それほど期待もしていなかった映画に、思い切りほんのりと感動させてもらった。なんか、映画を見ていてよかったなぁという瞬間を味わいました。
北乃きい、岡田瑛二主演の「ヨコハマ物語」
物語の展開がとってもいいのです。これといったカメラがすごいとか、映像が美しいとかではない普通の映画かもしれないのですが、奥田瑛二扮する田辺良典の物語に始まって、一端は周辺の女性の物語でどんどん本編が展開、そして最後の最後でもう一度田辺の物語に収束して終わる。この流れがとにかくハートフル。ほっとする暗転ラストシーンに、いつの間にか胸が暖かくなって劇場をでました。
サッカー場の芝生のグリーンキーパーである田辺が定年退職する日に映画が始まります。

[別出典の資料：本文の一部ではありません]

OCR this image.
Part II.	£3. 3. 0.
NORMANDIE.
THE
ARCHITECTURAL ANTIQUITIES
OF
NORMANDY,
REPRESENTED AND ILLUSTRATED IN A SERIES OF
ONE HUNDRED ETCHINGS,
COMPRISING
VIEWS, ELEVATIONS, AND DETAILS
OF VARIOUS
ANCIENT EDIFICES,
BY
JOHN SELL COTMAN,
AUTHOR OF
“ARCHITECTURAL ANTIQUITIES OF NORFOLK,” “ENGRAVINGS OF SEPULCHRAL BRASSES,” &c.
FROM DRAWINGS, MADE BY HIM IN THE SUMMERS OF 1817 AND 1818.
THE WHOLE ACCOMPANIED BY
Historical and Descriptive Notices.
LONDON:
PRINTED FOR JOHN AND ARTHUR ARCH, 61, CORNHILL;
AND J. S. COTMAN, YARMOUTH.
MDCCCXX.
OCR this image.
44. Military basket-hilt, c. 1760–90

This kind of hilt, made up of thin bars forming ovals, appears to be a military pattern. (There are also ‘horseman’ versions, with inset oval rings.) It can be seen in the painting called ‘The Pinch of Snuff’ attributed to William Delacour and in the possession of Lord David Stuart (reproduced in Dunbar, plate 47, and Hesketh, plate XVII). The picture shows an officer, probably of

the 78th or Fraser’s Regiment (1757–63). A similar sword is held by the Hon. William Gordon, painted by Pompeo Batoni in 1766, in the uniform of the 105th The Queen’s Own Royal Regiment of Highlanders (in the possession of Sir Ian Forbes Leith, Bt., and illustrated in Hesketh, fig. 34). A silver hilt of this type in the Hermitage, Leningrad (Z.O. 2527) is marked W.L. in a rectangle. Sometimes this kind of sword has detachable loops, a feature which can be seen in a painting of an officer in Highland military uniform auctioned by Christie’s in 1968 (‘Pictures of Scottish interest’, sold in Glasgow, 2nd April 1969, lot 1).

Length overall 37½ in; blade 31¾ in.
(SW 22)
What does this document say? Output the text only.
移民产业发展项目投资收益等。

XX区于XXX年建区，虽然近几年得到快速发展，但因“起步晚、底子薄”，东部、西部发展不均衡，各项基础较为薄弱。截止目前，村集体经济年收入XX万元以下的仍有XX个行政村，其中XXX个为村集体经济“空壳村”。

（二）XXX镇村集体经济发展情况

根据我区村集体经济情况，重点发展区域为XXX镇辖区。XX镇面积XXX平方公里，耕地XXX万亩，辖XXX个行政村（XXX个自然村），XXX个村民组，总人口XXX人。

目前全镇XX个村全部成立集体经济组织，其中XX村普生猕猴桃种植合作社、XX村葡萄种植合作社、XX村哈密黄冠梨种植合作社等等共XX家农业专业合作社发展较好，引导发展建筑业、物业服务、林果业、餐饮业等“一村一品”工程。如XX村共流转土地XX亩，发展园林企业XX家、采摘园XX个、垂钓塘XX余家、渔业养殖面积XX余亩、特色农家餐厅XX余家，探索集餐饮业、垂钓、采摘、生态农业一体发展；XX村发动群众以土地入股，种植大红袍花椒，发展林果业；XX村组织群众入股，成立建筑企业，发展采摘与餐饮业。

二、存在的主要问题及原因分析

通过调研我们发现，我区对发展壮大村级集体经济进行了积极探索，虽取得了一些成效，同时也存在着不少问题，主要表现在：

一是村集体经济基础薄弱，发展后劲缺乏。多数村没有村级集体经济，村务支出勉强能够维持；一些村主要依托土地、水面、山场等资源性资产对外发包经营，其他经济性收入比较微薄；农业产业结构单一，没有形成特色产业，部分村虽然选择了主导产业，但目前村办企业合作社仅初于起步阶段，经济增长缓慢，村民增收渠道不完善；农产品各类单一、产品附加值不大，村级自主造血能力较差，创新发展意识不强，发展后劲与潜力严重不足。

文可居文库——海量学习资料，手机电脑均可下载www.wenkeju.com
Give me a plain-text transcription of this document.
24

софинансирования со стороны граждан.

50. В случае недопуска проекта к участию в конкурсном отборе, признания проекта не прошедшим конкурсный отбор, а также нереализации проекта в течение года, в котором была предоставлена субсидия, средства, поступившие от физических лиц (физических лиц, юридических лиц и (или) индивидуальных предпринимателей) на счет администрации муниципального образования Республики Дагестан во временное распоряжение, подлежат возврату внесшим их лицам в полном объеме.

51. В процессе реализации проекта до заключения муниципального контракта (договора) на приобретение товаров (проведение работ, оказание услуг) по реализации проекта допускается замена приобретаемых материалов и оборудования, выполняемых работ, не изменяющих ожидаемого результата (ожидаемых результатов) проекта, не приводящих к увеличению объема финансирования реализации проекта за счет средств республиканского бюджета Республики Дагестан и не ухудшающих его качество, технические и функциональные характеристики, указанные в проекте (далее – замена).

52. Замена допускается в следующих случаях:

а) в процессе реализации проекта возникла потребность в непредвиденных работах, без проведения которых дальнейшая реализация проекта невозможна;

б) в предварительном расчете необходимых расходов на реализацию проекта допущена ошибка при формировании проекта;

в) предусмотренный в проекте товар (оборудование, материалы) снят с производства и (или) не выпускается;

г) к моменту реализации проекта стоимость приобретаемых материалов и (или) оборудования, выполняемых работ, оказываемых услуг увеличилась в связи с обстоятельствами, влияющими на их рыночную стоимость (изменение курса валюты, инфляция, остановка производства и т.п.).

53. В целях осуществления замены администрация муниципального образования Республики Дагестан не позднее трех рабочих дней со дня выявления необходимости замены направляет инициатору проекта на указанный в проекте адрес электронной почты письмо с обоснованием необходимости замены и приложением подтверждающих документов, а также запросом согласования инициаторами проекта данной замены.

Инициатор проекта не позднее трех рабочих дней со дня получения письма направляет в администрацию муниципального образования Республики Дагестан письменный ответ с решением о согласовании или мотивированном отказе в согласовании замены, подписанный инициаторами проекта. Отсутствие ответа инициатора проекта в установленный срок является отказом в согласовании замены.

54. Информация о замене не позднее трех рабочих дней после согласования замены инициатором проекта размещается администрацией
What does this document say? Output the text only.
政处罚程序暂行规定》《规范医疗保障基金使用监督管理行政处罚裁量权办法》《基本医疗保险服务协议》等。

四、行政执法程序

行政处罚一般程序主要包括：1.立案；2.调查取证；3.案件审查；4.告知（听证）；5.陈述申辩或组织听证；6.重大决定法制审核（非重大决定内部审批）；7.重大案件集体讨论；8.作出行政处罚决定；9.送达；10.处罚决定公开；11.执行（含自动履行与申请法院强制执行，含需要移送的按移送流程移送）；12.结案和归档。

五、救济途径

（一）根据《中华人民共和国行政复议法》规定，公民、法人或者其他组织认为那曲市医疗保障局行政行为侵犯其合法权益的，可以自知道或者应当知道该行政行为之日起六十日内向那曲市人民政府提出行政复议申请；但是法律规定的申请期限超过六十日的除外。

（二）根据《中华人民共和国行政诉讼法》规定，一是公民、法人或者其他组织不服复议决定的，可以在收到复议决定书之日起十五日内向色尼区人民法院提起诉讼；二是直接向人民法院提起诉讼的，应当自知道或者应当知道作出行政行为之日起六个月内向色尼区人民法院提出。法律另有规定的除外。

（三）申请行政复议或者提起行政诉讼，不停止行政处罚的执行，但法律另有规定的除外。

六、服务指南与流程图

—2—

みんなに見送られて家に帰ってみると、妻が死んでいる。暗転タイトル。そして四十九日。
公園でぼんやりと路上ライブを見る七海。墓参りする田辺、帰り際、墓の前で悪態をつく七海を見つけた田辺が声をかけた直後、七海は倒れてしまう。
田辺の家で食事をとり、しばらく田辺の家に住むことになる七海。こうして奇妙な同居生活がこの映画の本編となる。
七海が外で関わった女性たちが、次々と田辺のシェアハウスにすむようになり、それぞれの女性のそれぞれの人生が、一つ屋根の下に暮らすことで未来へと一歩づつ踏み出していく物語が本当にいいのです。
大学院まででたエリートながら、今の会社で営業成績が伸びずに悩む女性、未婚の母で子供を必死で育てる女性などなどが、七海の前向きな気力と、家族のような人々との交流で、一歩先へ進んでいく。その合間合間に挿入される田辺の亡き妻の思いでのシーンが、これもまたしつこくなくて、程良い暖かさを画面に生み出す。
やがて、七海も、目指した音楽プロデュースがうまくいきはじめ、それぞれの人生が動き出す。しかし、それでも田辺の家を家として帰るべきところに選んでもどってくる。
そして、田辺は粗大ゴミの日に、これまでの思い出を出すのだが、なんとそこにあったサーフィンボードは、退職の日に妻がプレゼントのために買っていたもので、妻からの最後の手紙が見つかる。
いったん散りかけた物語がここで、再度収束し、それぞれの人物の希望を予感させて映画が終わる。たわいのないゆるい映画かもしれませんが、元気がわいてくるような気がする一本で、とっても良かったです。